Não podemos esquecer que uma luta ideológica e social tem sempre o objetivo de lutar por aqueles que não podem lutar por si mesmos. Eu, enquanto alguém de uma suposta classe média universitária, posso me dar ao luxo de viver como homem, como mulher, travesti, gay o que bem entender, pois assumi essa liberdade para meu corpo. Ainda que possa ser espancado ou assassinado ao sair travestido na rua, mas eu me dei essa liberdade que a sociedade não dá. Então a luta é para fazer com a sociedade como um todo permita essa liberdade que somente alguns conseguem se permitir e com grandes custos para suas vidas. Tentem por exemplo conseguir um emprego fingindo serem travestis, depois agente conversa se há ou não um problema social na aceitação da liberdade sexual e de gênero.
Então a luta feminista ainda se justifica, e muito, na minha opinião. Como a luta pelos gays, pelos negros, pobres e etc... Subam uma favela, vá a um baile Funk onde meninas sem calcinha não pagam para entrar e pensem realmente se o feminismo hoje é coisa atual ou desnecessária.
Óbvio que algumas questões trazidas por ela são bem interessantes e até concordo, por exemplo, com o fato de que sempre continuará existindo o masculino e o feminino em nossa sociedade, e de acabar com isso seria diminuir a liberdade e não aumentar. Mas ai vejo um erro de entendimento do que se propõe, tanto da parte dela, quanto de algumas pessoas com quem discuti o assunto aqui. Jamais propomos um mundo sem gêneros, jamais advogamos o fim da feminilidade.

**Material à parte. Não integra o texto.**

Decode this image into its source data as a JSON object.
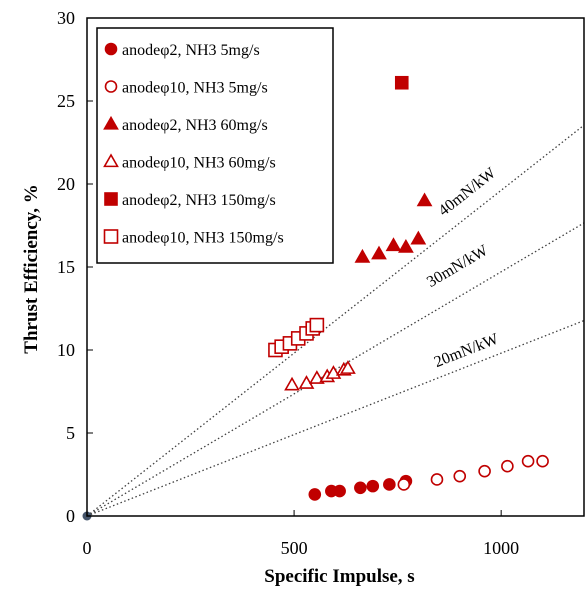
{
  "chart_data": {
    "type": "scatter",
    "xlabel": "Specific Impulse,  s",
    "ylabel": "Thrust  Efficiency, %",
    "xlim": [
      0,
      1200
    ],
    "ylim": [
      0,
      30
    ],
    "xticks": [
      0,
      500,
      1000
    ],
    "yticks": [
      0,
      5,
      10,
      15,
      20,
      25,
      30
    ],
    "grid": false,
    "legend_position": "top-left",
    "marker_color": "#c00000",
    "series": [
      {
        "name": "anodeφ2, NH3  5mg/s",
        "marker": "filled-circle",
        "x": [
          550,
          590,
          610,
          660,
          690,
          730,
          770
        ],
        "y": [
          1.3,
          1.5,
          1.5,
          1.7,
          1.8,
          1.9,
          2.1
        ]
      },
      {
        "name": "anodeφ10, NH3  5mg/s",
        "marker": "open-circle",
        "x": [
          765,
          845,
          900,
          960,
          1015,
          1065,
          1100
        ],
        "y": [
          1.9,
          2.2,
          2.4,
          2.7,
          3.0,
          3.3,
          3.3
        ]
      },
      {
        "name": "anodeφ2, NH3  60mg/s",
        "marker": "filled-triangle",
        "x": [
          665,
          705,
          740,
          770,
          800,
          815
        ],
        "y": [
          15.6,
          15.8,
          16.3,
          16.2,
          16.7,
          19.0
        ]
      },
      {
        "name": "anodeφ10, NH3  60mg/s",
        "marker": "open-triangle",
        "x": [
          495,
          530,
          555,
          580,
          595,
          620,
          630
        ],
        "y": [
          7.9,
          8.0,
          8.3,
          8.4,
          8.6,
          8.8,
          8.9
        ]
      },
      {
        "name": "anodeφ2, NH3  150mg/s",
        "marker": "filled-square",
        "x": [
          760
        ],
        "y": [
          26.1
        ]
      },
      {
        "name": "anodeφ10, NH3  150mg/s",
        "marker": "open-square",
        "x": [
          455,
          470,
          490,
          510,
          530,
          545,
          555
        ],
        "y": [
          10.0,
          10.2,
          10.4,
          10.7,
          11.0,
          11.3,
          11.5
        ]
      }
    ],
    "origin_point": {
      "x": 0,
      "y": 0,
      "color": "#44546a"
    },
    "reference_lines": [
      {
        "label": "40mN/kW",
        "slope_pct_per_s": 0.01962,
        "label_at": {
          "x": 925,
          "y": 19.3
        }
      },
      {
        "label": "30mN/kW",
        "slope_pct_per_s": 0.01471,
        "label_at": {
          "x": 900,
          "y": 14.8
        }
      },
      {
        "label": "20mN/kW",
        "slope_pct_per_s": 0.00981,
        "label_at": {
          "x": 920,
          "y": 9.7
        }
      }
    ]
  }
}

Alias, nem poderia já que mesmo sendo “homem” me inscrevo nele as vezes. E se gosto de homem, jamais quero que deixem de existir homens também. O erro de entendimento que ela comete com o feminismo de ponta é esse: o feminismo de ponta não quer acabar e igualar os gêneros, quer igualar homens e mulheres, mas não precisa acabar com a dicotomia feminino-masculino para isso. O que se deseja é que feminino e masculino não sejam imposições de gênero ligadas a fatores meramente biológicos.
Não há nada na biologia que determine que um homem não possa se inscrever em todas as construções sociais daquilo que chamamos de feminilidade. E que uma mulher não pode viver inscrita na masculinidade. É simples assim, a gente só precisa entender que a construção social de uma gênero não precisa estar ligada a um sexo biológico e sim a escolha subjetiva de cada individuo que queria se inscrever num ou noutro gênero independente de se biologicamente é homem ou mulher.

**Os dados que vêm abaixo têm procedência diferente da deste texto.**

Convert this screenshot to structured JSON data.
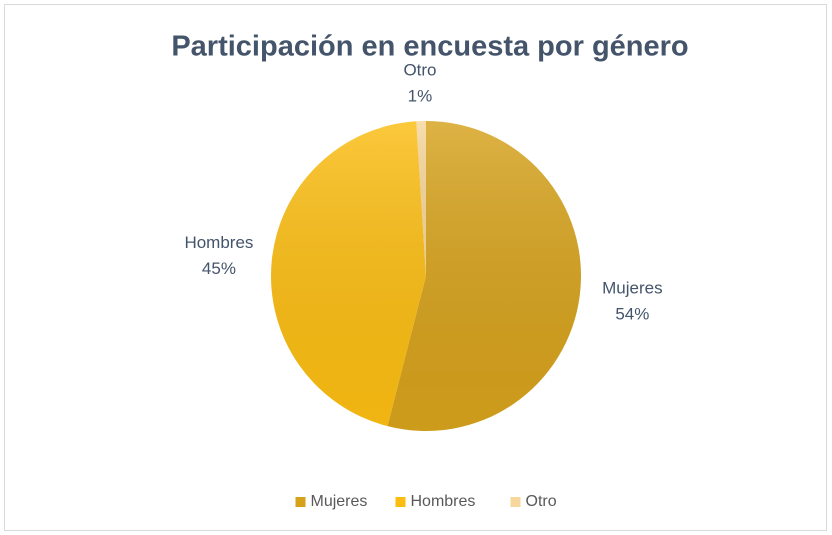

Se a construção de gênero fosse uma verdade biológica não existiriam os desviantes em toda a história da humanidade. Ou mesmo aqueles que, por exemplo, sendo homem não são tão másculos e rudes como os demais, são mais delicados e tal sem deixar de ser e querer ser homem. Entre o masculino e o feminino há um espectro infinito de posições que podem ser assumidas livremente por pessoas de ambos os sexos biológicos.